Actual advice for avoiding police violence in the US: avoid police interactions, move away from cities, stay away from public spaces, and reduce time spent driving.
Documenting police activities in public is constitutionally protected. If their job is too hard for their wages, the job is not for them. They protect property, they don’t protect citizens from violence the vast majority of the time. US Supreme Court precedent is they are not required to protect anyone. How many cops sat outside Uvalde while a school shooter rampaged for 77 minutes killing kids? 376.
Based on the author’s blog posts stating their political and gun ownership thoughts, they should potentially reevaluate their advice from somewhere beyond their lived experience and privilege, and that blind compliance will not protect one’s life in these circumstances. It applies up until the point you believe you’re going to be harmed beyond what is legally permitted, at which point whether they are law enforcement goes out the window. They’re just another human. Evidence is robust around police violence misconduct (citations below).
Here’s a recent example of a Baltimore police officer trying to run someone over with their car: https://www.youtube.com/watch?v=kO98OiuqfnM (Subject LEO Robert A. Banks was indicted on charges of second-degree attempted murder, first- and second- degree assault, reckless driving and misconduct)
https://prospect.org/2022/04/18/police-have-no-duty-to-prote...
https://policeepi.uic.edu/u-s-data-on-police-shootings-and-v...

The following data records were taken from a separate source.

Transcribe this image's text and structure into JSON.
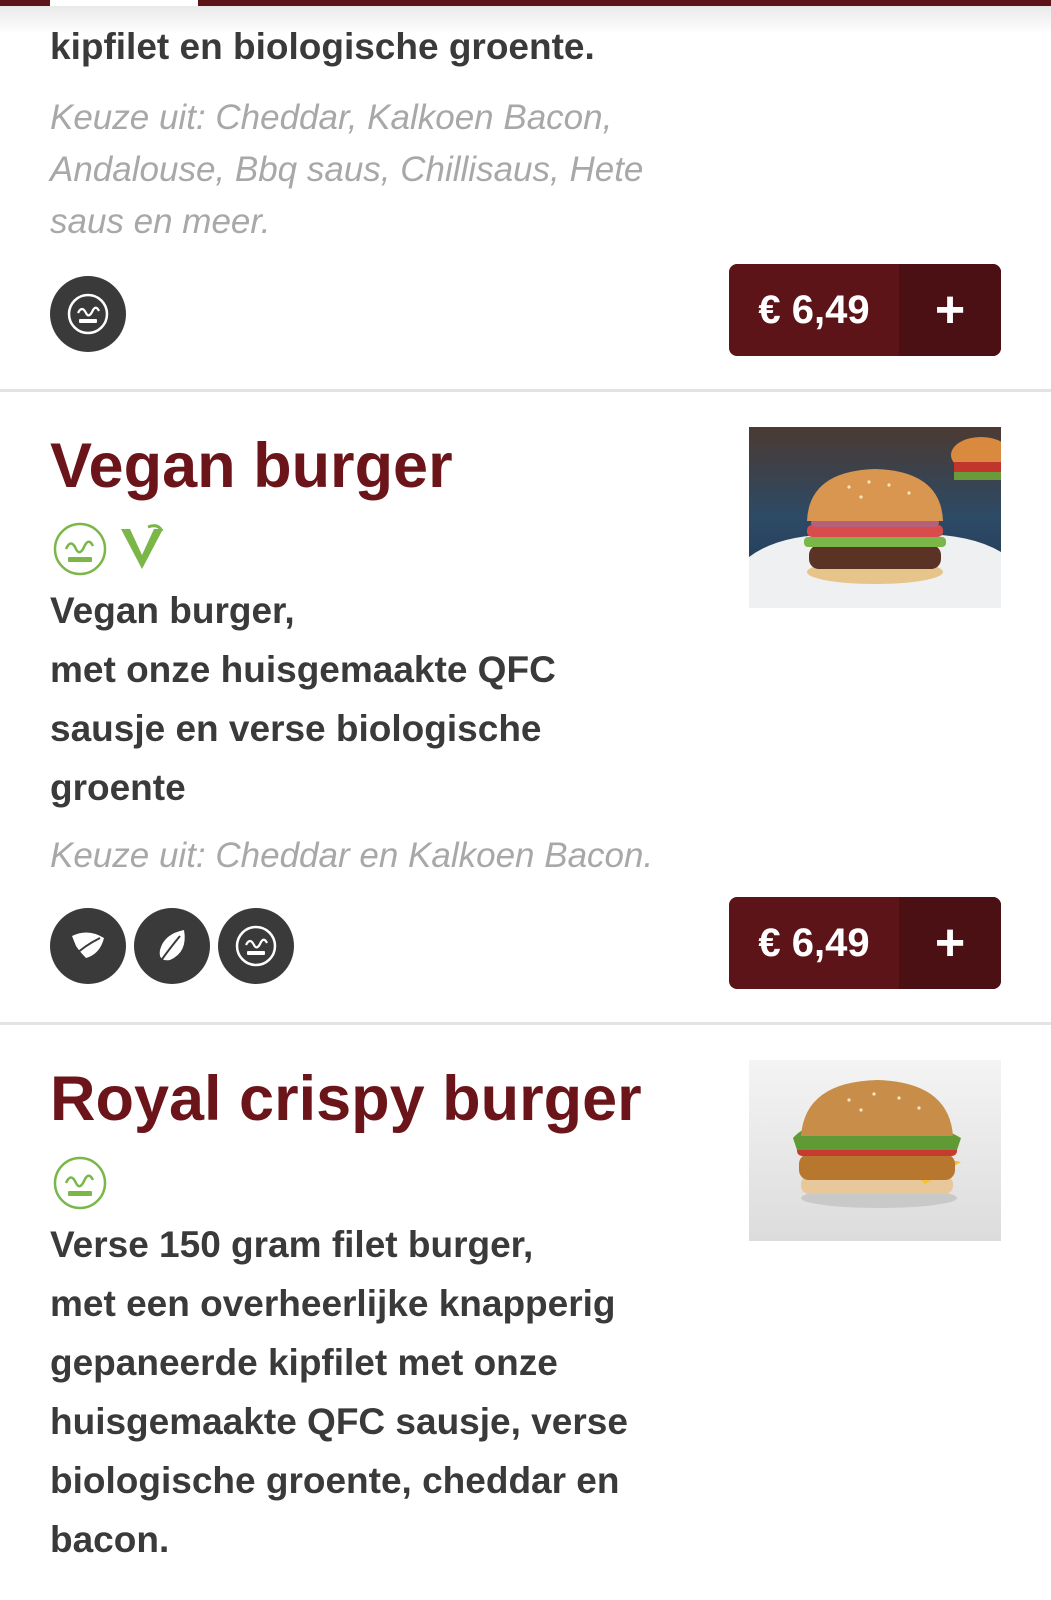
{
  "colors": {
    "brand": "#6b1419",
    "button": "#5c1418",
    "green": "#7ab648"
  },
  "top_item": {
    "description": "kipfilet en biologische groente.",
    "choices": "Keuze uit: Cheddar, Kalkoen Bacon, Andalouse, Bbq saus, Chillisaus, Hete saus en meer.",
    "badges": [
      "halal-icon"
    ],
    "price": "€ 6,49",
    "add_label": "+"
  },
  "items": [
    {
      "title": "Vegan burger",
      "tags": [
        "halal-icon",
        "vegan-icon"
      ],
      "description": [
        "Vegan burger,",
        "met onze huisgemaakte QFC",
        "sausje en verse biologische",
        "groente"
      ],
      "choices": "Keuze uit: Cheddar en Kalkoen Bacon.",
      "badges": [
        "vegetarian-icon",
        "organic-leaf-icon",
        "halal-icon"
      ],
      "price": "€ 6,49",
      "add_label": "+"
    },
    {
      "title": "Royal crispy burger",
      "tags": [
        "halal-icon"
      ],
      "description": [
        "Verse 150 gram filet burger,",
        "met een overheerlijke knapperig",
        "gepaneerde kipfilet met onze",
        "huisgemaakte QFC sausje, verse",
        "biologische groente, cheddar en",
        "bacon."
      ]
    }
  ]
}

I once severely injured my knee and spent two weeks in the hospital. I was extremely bored and became temporarily obsessed with watching videos of police shooting people. I probably watched over 500 of these videos. I would guess I have seen a majority of the police shooting videos that are available on the internet. In every single video, I would have shot before the police officer did. I was amazed by the restraint the vast majority of police have, despite dealing with extraordinarily dangerous situations with people attacking them with guns, knives, vehicles, and other weapons. I would suggest you look beyond your lived experience and privilege and consider what police actually have to deal with day to day.